Lets make a sample.html file with the following contents. It mainly has some headings, <h1> and <h2> tags that I want to be able to find.


<!DOCTYPE html>
<html lang="en">
  <body>
    <h1>hello</h1>
    <p>this is a paragraph</p>
    <h2>second heading</h2>
    <p>this is also a paragraph</p>
    <h2>third heading</h2>
    <p>this is the last paragraph</p>

  </body>
</html>

Get the headings with BeautifulSoup

Lets import our packages, read in our sample.html using pathlib and find all headings using BeautifulSoup.

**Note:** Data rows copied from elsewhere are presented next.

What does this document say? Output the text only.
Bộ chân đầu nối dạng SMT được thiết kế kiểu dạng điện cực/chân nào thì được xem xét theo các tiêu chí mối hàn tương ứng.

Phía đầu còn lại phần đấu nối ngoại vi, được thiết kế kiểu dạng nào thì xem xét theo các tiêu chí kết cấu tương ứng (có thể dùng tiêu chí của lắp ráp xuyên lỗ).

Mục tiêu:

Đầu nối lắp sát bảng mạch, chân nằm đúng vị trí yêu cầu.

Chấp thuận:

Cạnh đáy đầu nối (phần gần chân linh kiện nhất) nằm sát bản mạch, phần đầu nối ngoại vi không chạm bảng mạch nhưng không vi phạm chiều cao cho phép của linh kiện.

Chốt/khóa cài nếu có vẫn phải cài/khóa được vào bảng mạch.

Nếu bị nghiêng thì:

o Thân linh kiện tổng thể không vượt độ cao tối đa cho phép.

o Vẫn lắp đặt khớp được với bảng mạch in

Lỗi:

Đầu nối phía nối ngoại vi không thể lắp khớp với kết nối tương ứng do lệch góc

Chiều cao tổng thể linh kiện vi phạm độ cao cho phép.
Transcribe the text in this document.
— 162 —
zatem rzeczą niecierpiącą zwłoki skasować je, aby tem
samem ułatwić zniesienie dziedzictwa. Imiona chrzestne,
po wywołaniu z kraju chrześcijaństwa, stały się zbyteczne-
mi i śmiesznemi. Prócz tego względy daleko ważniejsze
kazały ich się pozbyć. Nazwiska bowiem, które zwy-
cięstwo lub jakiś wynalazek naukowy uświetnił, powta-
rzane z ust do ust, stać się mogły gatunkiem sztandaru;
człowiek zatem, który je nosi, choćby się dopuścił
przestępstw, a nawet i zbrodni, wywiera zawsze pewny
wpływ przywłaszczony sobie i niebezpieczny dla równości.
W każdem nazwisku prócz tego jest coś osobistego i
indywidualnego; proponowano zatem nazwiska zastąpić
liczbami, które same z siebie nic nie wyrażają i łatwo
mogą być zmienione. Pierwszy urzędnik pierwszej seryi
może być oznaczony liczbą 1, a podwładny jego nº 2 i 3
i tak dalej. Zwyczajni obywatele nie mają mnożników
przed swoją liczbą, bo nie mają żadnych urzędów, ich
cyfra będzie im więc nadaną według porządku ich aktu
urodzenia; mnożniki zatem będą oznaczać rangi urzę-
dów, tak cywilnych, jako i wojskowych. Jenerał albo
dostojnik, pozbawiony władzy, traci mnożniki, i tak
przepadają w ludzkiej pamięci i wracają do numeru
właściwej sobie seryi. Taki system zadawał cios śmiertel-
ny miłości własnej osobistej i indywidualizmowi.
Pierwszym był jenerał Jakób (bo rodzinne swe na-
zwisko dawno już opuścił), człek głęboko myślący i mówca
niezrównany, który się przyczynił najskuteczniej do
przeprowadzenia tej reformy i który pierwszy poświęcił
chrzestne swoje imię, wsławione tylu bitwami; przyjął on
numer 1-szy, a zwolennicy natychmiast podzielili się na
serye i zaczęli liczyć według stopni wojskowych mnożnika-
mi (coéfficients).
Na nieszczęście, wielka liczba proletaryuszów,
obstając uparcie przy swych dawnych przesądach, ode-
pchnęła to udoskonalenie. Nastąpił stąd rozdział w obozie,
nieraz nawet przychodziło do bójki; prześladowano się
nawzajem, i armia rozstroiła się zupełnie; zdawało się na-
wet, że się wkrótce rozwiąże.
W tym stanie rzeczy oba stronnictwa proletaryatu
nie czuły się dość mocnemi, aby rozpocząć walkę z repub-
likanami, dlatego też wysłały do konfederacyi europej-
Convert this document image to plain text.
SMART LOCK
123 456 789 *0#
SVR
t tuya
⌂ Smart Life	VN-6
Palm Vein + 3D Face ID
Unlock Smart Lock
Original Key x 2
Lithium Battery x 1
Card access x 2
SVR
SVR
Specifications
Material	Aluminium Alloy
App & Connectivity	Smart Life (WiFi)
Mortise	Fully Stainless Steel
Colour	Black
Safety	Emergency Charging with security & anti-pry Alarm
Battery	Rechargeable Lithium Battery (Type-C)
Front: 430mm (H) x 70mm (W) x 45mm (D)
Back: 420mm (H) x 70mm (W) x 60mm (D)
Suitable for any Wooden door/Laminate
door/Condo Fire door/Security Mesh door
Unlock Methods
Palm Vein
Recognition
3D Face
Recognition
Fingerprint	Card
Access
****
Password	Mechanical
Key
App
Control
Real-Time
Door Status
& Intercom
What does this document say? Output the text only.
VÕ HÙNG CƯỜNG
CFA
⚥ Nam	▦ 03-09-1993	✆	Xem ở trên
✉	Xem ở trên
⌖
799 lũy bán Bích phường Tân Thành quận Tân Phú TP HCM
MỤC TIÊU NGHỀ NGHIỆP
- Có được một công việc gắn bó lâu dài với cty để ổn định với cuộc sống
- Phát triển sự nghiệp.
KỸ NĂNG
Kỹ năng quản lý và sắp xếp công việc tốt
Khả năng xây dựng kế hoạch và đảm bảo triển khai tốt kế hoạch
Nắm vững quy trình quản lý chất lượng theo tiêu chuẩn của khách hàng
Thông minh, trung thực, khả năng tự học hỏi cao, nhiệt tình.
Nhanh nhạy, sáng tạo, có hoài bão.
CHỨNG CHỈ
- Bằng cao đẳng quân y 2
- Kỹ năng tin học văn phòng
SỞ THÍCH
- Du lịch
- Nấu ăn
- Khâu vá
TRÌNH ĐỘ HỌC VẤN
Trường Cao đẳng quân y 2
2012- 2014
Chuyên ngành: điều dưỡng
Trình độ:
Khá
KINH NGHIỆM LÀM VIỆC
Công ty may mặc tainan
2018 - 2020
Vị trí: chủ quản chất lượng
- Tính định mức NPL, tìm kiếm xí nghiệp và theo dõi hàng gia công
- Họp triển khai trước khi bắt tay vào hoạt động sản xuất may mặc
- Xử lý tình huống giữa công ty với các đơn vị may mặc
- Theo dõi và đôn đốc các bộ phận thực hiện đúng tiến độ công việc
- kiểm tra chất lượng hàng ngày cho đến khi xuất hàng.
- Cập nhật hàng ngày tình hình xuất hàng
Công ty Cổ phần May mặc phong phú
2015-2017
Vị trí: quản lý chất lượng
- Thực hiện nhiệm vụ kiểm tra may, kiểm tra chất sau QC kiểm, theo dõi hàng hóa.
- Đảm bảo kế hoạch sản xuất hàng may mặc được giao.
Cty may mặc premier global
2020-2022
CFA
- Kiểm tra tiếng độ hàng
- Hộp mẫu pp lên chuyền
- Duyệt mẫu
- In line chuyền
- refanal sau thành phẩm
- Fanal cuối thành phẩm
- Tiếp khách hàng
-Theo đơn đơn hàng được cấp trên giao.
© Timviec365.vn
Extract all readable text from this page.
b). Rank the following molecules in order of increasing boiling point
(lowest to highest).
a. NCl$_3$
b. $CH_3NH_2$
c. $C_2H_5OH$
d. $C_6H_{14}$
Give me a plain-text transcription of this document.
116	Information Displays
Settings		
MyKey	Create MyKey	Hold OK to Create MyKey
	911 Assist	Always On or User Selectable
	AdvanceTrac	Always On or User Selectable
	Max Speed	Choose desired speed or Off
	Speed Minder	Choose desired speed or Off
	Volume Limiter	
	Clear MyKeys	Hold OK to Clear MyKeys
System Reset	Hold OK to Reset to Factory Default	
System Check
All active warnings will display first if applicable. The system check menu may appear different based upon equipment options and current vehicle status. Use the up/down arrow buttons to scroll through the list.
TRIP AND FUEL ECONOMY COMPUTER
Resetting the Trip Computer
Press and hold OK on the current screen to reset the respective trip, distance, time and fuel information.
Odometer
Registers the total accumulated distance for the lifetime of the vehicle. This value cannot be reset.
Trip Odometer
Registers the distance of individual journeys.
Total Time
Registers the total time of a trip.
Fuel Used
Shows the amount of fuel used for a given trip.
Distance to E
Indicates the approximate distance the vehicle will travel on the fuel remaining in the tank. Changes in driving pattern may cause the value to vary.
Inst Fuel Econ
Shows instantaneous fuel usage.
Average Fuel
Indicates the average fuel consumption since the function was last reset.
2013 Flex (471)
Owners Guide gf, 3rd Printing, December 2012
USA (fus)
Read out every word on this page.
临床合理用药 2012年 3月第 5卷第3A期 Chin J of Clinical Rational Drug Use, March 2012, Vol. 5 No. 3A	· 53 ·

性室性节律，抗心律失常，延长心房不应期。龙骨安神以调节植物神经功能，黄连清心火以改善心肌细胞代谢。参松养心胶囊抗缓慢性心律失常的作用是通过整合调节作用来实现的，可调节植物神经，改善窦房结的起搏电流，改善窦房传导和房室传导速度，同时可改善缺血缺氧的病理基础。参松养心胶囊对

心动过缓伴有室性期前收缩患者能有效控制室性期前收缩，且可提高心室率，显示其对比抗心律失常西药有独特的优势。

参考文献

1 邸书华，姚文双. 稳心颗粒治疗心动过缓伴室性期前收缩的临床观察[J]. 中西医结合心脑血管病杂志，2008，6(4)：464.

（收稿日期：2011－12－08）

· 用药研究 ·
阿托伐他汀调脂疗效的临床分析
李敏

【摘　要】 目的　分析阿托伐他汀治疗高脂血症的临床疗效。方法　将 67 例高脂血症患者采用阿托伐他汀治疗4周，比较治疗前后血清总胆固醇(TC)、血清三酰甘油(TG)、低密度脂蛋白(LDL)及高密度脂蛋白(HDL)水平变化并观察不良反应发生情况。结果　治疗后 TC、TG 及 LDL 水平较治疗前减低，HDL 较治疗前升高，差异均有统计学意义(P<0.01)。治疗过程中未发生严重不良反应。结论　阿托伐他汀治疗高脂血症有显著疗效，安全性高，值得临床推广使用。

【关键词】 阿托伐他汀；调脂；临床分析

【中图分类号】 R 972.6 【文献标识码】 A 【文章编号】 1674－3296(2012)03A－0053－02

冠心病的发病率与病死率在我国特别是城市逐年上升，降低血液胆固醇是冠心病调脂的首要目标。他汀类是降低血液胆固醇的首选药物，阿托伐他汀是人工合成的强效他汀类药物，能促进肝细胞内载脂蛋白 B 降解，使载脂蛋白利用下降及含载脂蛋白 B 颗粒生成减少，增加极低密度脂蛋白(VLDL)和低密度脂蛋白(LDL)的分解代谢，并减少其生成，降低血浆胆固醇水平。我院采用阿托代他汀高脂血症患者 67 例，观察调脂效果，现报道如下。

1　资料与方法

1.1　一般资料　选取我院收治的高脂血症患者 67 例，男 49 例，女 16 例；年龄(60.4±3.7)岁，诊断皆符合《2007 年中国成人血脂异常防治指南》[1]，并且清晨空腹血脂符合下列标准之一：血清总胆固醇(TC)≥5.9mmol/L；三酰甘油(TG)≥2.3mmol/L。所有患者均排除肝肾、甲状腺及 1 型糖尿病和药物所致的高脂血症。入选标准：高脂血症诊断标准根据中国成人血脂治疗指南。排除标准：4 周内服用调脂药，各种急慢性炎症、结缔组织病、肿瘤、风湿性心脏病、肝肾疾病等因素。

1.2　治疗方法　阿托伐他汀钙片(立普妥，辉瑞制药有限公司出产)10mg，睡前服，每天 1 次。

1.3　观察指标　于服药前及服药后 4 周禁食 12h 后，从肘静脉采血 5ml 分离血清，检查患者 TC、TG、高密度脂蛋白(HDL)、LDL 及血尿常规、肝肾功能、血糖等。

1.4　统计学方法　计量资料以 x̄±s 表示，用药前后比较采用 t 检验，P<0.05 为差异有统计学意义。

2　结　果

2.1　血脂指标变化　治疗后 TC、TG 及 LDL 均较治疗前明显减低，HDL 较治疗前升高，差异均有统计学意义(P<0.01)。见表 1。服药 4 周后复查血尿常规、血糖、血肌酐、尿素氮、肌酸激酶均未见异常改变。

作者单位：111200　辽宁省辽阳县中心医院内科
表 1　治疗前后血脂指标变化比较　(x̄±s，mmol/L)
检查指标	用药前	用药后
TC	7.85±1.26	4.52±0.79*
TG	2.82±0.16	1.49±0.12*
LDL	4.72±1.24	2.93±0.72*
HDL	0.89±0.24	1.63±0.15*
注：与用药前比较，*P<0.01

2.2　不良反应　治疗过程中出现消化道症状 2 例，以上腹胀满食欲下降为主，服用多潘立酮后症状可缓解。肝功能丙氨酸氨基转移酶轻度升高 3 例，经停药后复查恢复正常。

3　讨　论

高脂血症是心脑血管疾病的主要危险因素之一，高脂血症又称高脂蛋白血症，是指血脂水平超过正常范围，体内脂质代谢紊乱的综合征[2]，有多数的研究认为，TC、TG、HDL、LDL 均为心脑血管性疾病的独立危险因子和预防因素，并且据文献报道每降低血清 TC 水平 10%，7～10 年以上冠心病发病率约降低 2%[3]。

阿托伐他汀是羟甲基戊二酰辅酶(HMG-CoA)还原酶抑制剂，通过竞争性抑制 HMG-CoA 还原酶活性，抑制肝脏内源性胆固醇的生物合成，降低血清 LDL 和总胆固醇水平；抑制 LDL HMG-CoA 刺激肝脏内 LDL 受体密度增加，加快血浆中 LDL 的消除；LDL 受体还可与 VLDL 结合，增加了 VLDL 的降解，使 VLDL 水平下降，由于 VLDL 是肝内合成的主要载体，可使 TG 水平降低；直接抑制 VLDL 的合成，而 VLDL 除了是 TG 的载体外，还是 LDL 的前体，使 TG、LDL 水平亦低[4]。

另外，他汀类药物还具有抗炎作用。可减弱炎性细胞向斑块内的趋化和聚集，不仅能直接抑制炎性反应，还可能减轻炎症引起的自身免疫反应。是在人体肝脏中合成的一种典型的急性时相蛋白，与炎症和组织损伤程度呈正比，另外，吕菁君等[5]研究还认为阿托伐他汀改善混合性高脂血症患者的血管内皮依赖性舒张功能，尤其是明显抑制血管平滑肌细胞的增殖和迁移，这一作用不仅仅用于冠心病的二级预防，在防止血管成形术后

from bs4 import BeautifulSoup
from pathlib import Path

soup = BeautifulSoup(Path('sample.html').read_text(), features="lxml")
headings = soup.find_all(re.compile("^h[1-6]$"))

And what we get is a list of bs4.element.Tag's.


>> print(headings)
[<h1>hello</h1>, <h2>second heading</h2>, <h2>third heading</h2>]

I recently added a heading_link plugin to markata, you might notice the πŸ”—'s next to each heading on this page, that is powered by this exact technique.